Slow Import of Files and Quality Assurance Response Time
Incident Report for Memsource
Postmortem

Introduction

We would like to share more details about the events that occurred with Memsource between 4:30 and 6:58 AM CET on the 30th of January, 2020 which led to the slow import of files and quality assurance response time for some customers.

Timeline

5:06 AM CET: Slow file import and quality assurance response time is reported to Memsource Support. The support agent starts gathering more information from the user and from system monitoring.

6:09 AM CET: The support agent confirms the problem and notifies the engineering team. Only some users seem to be affected.

6:55 AM CET: The engineering team identifies asynchronous requests stuck in the queue. This is the assumed cause of the problem being reported by an increasing number of users. The support agent escalates the problem and updates the Memsource status page.

6:58 AM CET: The system is reconfigured to use an alternative method of processing asynchronous requests.

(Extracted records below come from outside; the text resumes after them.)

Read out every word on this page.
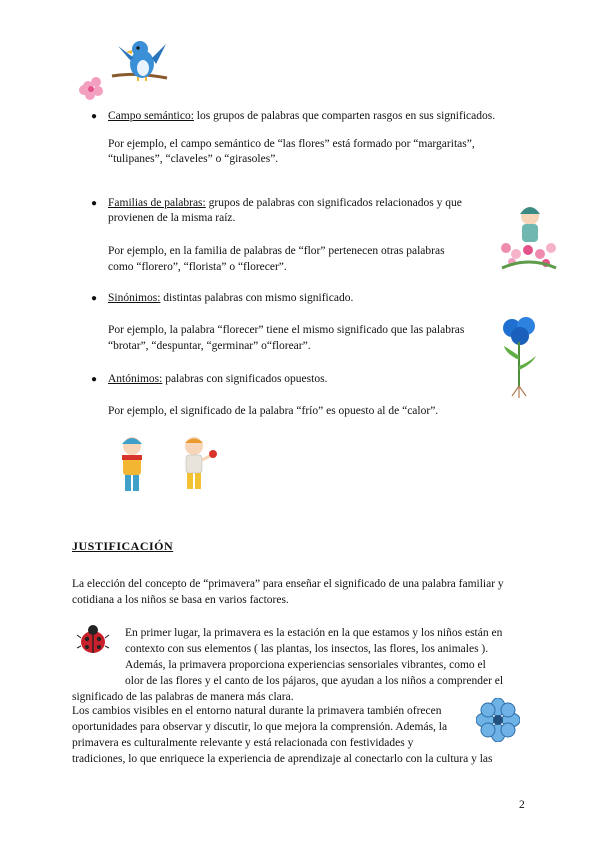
● Campo semántico: los grupos de palabras que comparten rasgos en sus significados.
Por ejemplo, el campo semántico de “las flores” está formado por “margaritas”,
“tulipanes”, “claveles” o “girasoles”.
● Familias de palabras: grupos de palabras con significados relacionados y que
provienen de la misma raíz.
Por ejemplo, en la familia de palabras de “flor” pertenecen otras palabras
como “florero”, “florista” o “florecer”.
● Sinónimos: distintas palabras con mismo significado.
Por ejemplo, la palabra “florecer” tiene el mismo significado que las palabras
“brotar”, “despuntar, “germinar” o“florear”.
● Antónimos: palabras con significados opuestos.
Por ejemplo, el significado de la palabra “frío” es opuesto al de “calor”.
JUSTIFICACIÓN
La elección del concepto de “primavera” para enseñar el significado de una palabra familiar y
cotidiana a los niños se basa en varios factores.
En primer lugar, la primavera es la estación en la que estamos y los niños están en
contexto con sus elementos ( las plantas, los insectos, las flores, los animales ).
Además, la primavera proporciona experiencias sensoriales vibrantes, como el
olor de las flores y el canto de los pájaros, que ayudan a los niños a comprender el
significado de las palabras de manera más clara.
Los cambios visibles en el entorno natural durante la primavera también ofrecen
oportunidades para observar y discutir, lo que mejora la comprensión. Además, la
primavera es culturalmente relevante y está relacionada con festividades y
tradiciones, lo que enriquece la experiencia de aprendizaje al conectarlo con la cultura y las
2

Monitoring reports that performance is improving.

7:03 AM CET: Memsource performance is back to normal.

Root cause

A new system using a message broker service for the processing of asynchronous requests has been recently introduced into Memsource. This new system should increase Memsource stability under heavy loads. The incident revealed a bug in the implementation that caused some messages representing asynchronous requests not being properly acknowledged while being processed. This eventually led to the interruption of communication with the message broker. The system could not recover from this unexpected error. The new system had been enabled for only some organizations and therefore only some users were affected.

Actions to Prevent Recurrence

As a reaction to the problems:

  • The system has been reconfigured so all users use an alternative method of processing asynchronous requests until the bug is fixed.
  • The bug in the new asynchronous request processing system is being fixed.
  • A bug that caused the number of queued asynchronous requests being incorrectly reported to our monitoring system will be fixed.
  • Our automated alerting system will be set up to trigger an alert if the number of queued messages in the message broker is unexpectedly high.
  • Support agents were instructed on how similar problems are to be escalated with escalation procedure documentation being improved. This will improve response and resolution time.

Conclusion

Finally, we want to apologize. We know how critical our services are to your business. Memsource as a whole will do everything to learn from this incident and use it to drive improvements across our services. As with any significant operational issue, Memsource engineers will be working tirelessly over the next coming days and weeks on improving their understanding of the incident and determine how to make changes that improve our services and processes.

Posted Jan 31, 2020 - 16:54 CET

Resolved
This incident has been resolved.
Posted Jan 30, 2020 - 07:38 CET
Monitoring
The issue has been identified and fixed. Right now, we continue to monitor the performance. A postmortem with more details will be added later.
Posted Jan 30, 2020 - 07:15 CET
Investigating
Our engineering team is investigating the slow processing of newly imported files.
Posted Jan 30, 2020 - 06:59 CET
This incident affected: Memsource (SLA) (File Processing).